Report storage size per column as well (without the regular/TOAST split).
WARNING: sooooo, I misunderstood what each function does exactly, and the reports were significantly off. Update pending.
# pg_sizes
'dataplot' total size: 16MB, of which table 12.7MB toast 459KB indexes 2.5MB other 8.2KB
'music' total size: 5.1GB, of which table 3.1GB toast 1.1GB indexes 1GB other 33KB
'quotes' total size: 6.4MB, of which table 2.8MB toast 492KB indexes 3.1MB other 0B
'solar' total size: 537MB, of which table 348MB toast 459KB indexes 189MB other 0B
Total size of databases: 5.7GB
# pg_sizes -d quotes -c -p
TABLE 'quotes'.'quotes'
base table size 631K
TOAST size 41K
index size 737K
Number of rows: 3156
NAME TYPE DISK_SIZE DISK_AVG DATA_SIZE DATA_AVG COMPR
quote text 432179 ( 0 MB) 136.9 426875 135.3 101%
quoter text 31937 ( 0 MB) 10.1 28781 9.1 110%
source text 16492 ( 0 MB) 5.2 13324 4.2 123%
viewed integer 6240 ( 0 MB) 4.0
proposed boolean
Total size of databases: 8.7MB
Where the last few columns are there to point out something similar to disk use versus apparent size.
- which is different mainly due to overheads and TOAST compression
- DISK_SIZE is space taken on disk (via pg_column_size)
- DISK_AVG is that divided by row count
- DATA_SIZE is the total uncompressed size (via octet_length, only applies to some types)
- DATA_AVG is that divided by row count
- COMPR is DISK_SIZE / DATA_SIZE to show overheads, and possible TOAST compression
Usage: pg_sizes [options]
Options:
-h, --help show this help message and exit
-d DBSUBSTR, --dbname-substring=DBSUBSTR
Only report databases containing given substring.
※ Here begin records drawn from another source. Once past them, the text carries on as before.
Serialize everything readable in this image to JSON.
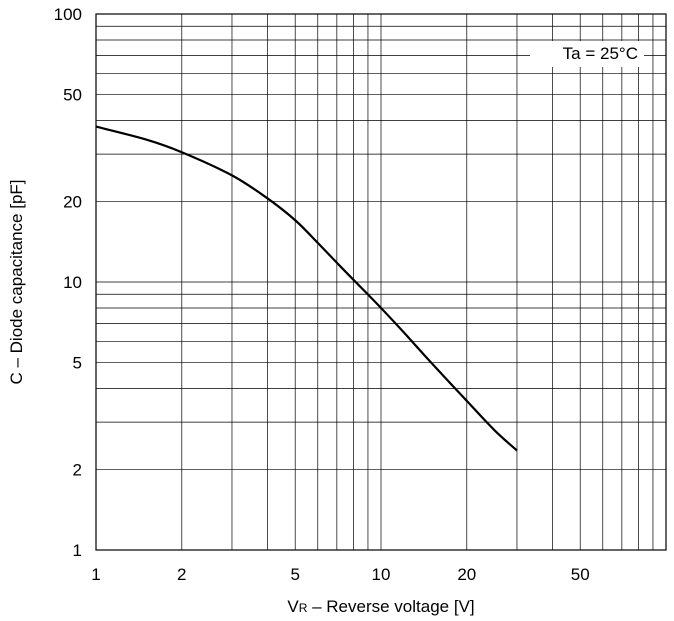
{
  "chart_data": {
    "type": "line",
    "title": "",
    "xlabel": {
      "main": "V",
      "sub": "R",
      "rest": " – Reverse voltage [V]"
    },
    "ylabel": "C – Diode capacitance [pF]",
    "xscale": "log",
    "yscale": "log",
    "xlim": [
      1,
      100
    ],
    "ylim": [
      1,
      100
    ],
    "grid": true,
    "x_tick_labels": [
      {
        "value": 1,
        "label": "1"
      },
      {
        "value": 2,
        "label": "2"
      },
      {
        "value": 5,
        "label": "5"
      },
      {
        "value": 10,
        "label": "10"
      },
      {
        "value": 20,
        "label": "20"
      },
      {
        "value": 50,
        "label": "50"
      }
    ],
    "y_tick_labels": [
      {
        "value": 1,
        "label": "1"
      },
      {
        "value": 2,
        "label": "2"
      },
      {
        "value": 5,
        "label": "5"
      },
      {
        "value": 10,
        "label": "10"
      },
      {
        "value": 20,
        "label": "20"
      },
      {
        "value": 50,
        "label": "50"
      },
      {
        "value": 100,
        "label": "100"
      }
    ],
    "annotation": "Ta = 25°C",
    "series": [
      {
        "points": [
          [
            1,
            38
          ],
          [
            1.5,
            34
          ],
          [
            2,
            30.5
          ],
          [
            3,
            25
          ],
          [
            4,
            20.5
          ],
          [
            5,
            17
          ],
          [
            6,
            14
          ],
          [
            7,
            11.8
          ],
          [
            8,
            10.2
          ],
          [
            10,
            8
          ],
          [
            12,
            6.5
          ],
          [
            15,
            5
          ],
          [
            20,
            3.6
          ],
          [
            25,
            2.8
          ],
          [
            30,
            2.35
          ]
        ]
      }
    ]
  }
}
Can
supply multiple with commas.
-p, --precise-rowcount
By default we get the row count estimate via VACUUM
statistics, which can make the column sizes a little
imprecise. This forces a count(*), which is slower but
precise.
-c, --column-sizes Estimate size use per column. NOTE: this basically
reads all data, so is slow and will mess with your
caches
-t TABSUBSTR, --table-substring=TABSUBSTR
Only show column sizes for tables containing given
substring. Can supply multiple with commas.
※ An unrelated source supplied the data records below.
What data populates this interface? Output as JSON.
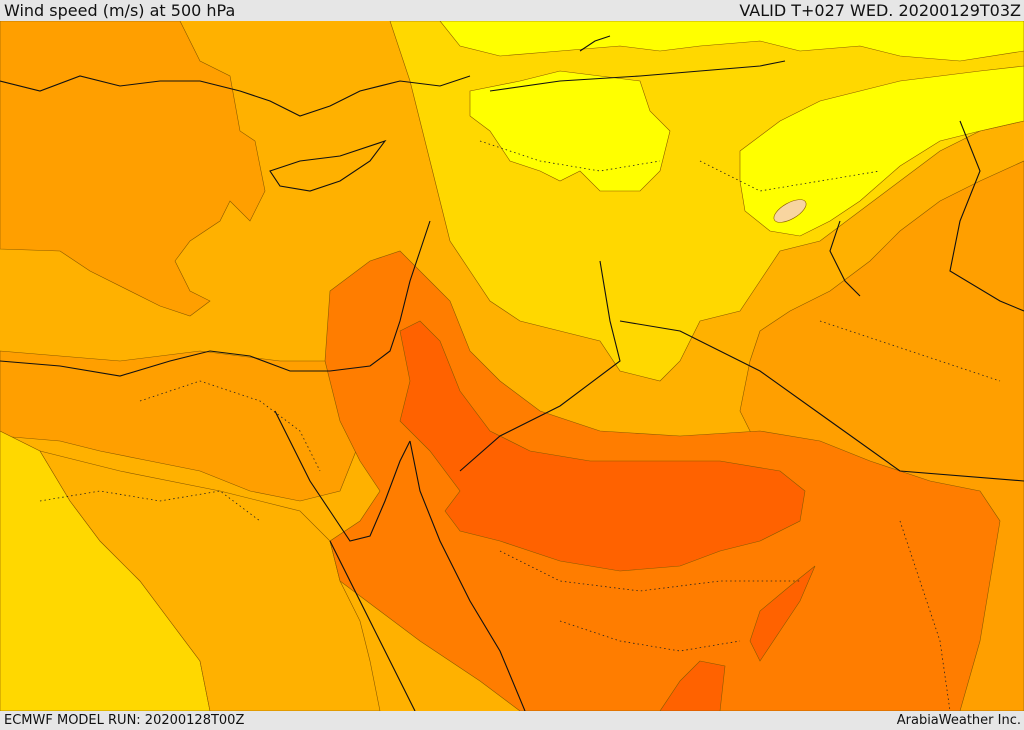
{
  "header": {
    "title": "Wind speed (m/s) at 500 hPa",
    "valid_time": "VALID T+027 WED. 20200129T03Z"
  },
  "footer": {
    "model_run": "ECMWF MODEL RUN: 20200128T00Z",
    "credit": "ArabiaWeather Inc."
  },
  "colors": {
    "band_1": "#ffff00",
    "band_2": "#ffd800",
    "band_3": "#ffb100",
    "band_4": "#ff9f00",
    "band_5": "#ff7d00",
    "band_6": "#ff6200",
    "band_7": "#f05a10",
    "light_patch": "#f8d5a0",
    "coastline": "#111111"
  }
}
The database summary comes entirely from data in pg_class for each database.
The column stuff uses pg_column_size and octet_length, and some assumptions about how those relate to TOAST and indices, which is probably at least part of why they seem a little different.
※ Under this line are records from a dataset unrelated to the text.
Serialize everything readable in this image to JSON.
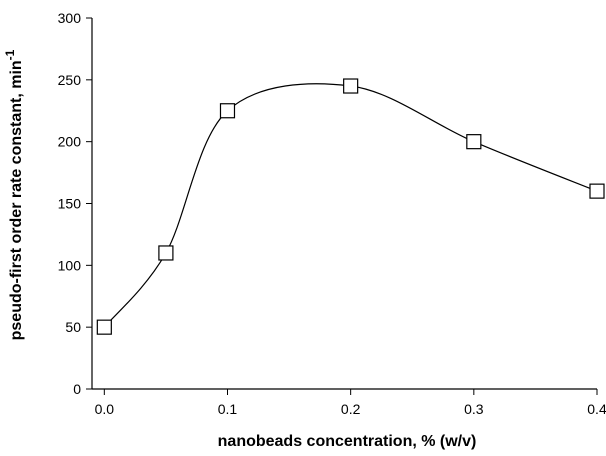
{
  "chart_data": {
    "type": "scatter",
    "xlabel": "nanobeads concentration, % (w/v)",
    "ylabel_main": "pseudo-first order rate constant, min",
    "ylabel_sup": "-1",
    "xlim": [
      -0.01,
      0.4
    ],
    "ylim": [
      0,
      300
    ],
    "xticks": [
      0.0,
      0.1,
      0.2,
      0.3,
      0.4
    ],
    "xtick_labels": [
      "0.0",
      "0.1",
      "0.2",
      "0.3",
      "0.4"
    ],
    "yticks": [
      0,
      50,
      100,
      150,
      200,
      250,
      300
    ],
    "ytick_labels": [
      "0",
      "50",
      "100",
      "150",
      "200",
      "250",
      "300"
    ],
    "grid": false,
    "smooth_curve": true,
    "marker": "open-square",
    "series": [
      {
        "x": [
          0.0,
          0.05,
          0.1,
          0.2,
          0.3,
          0.4
        ],
        "y": [
          50,
          110,
          225,
          245,
          200,
          160
        ]
      }
    ]
  }
}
It looks like pg_class isn't always updated on vacuums, so this may be significantly off (after bulk inserts?).
Proof of concept version, contains various hardcoded assumptions. I still need to reread the docs on the various size functions to ensure it means precisely what I think it means.
The column summaries need to read a lot of table data. Which is slowish, and for databases larger than RAM will probably shred your nicely warmed caches.
Needs access to each database, so:
- assumes we connect as postgresql role
postgres
- assumes that's trusted on localhost via pg_hba (so no username)
- assumes that's the admin and can read everything
Also, you're running someone else's code on your database.
-
Make the distinction of disk use versus data size in more places
-
maybe don't count on pg_class (used only for the overview) being correct - it can be off by a ''lot'' until the next vacuum
-
Output as JSON, or something else parsable
-
A 'forced index warming' mode or such, because we have code that matches filenames to relations so it wouldn't be a stretch to have
-
It may be useful to show disk use rather than apparent size, by stat()s to the filesystem. The code for it is commented out because it has to assume you have filesystem permissions, which is a point of failure you don't have using pg_class.
-
Clean up code, do some things more properly.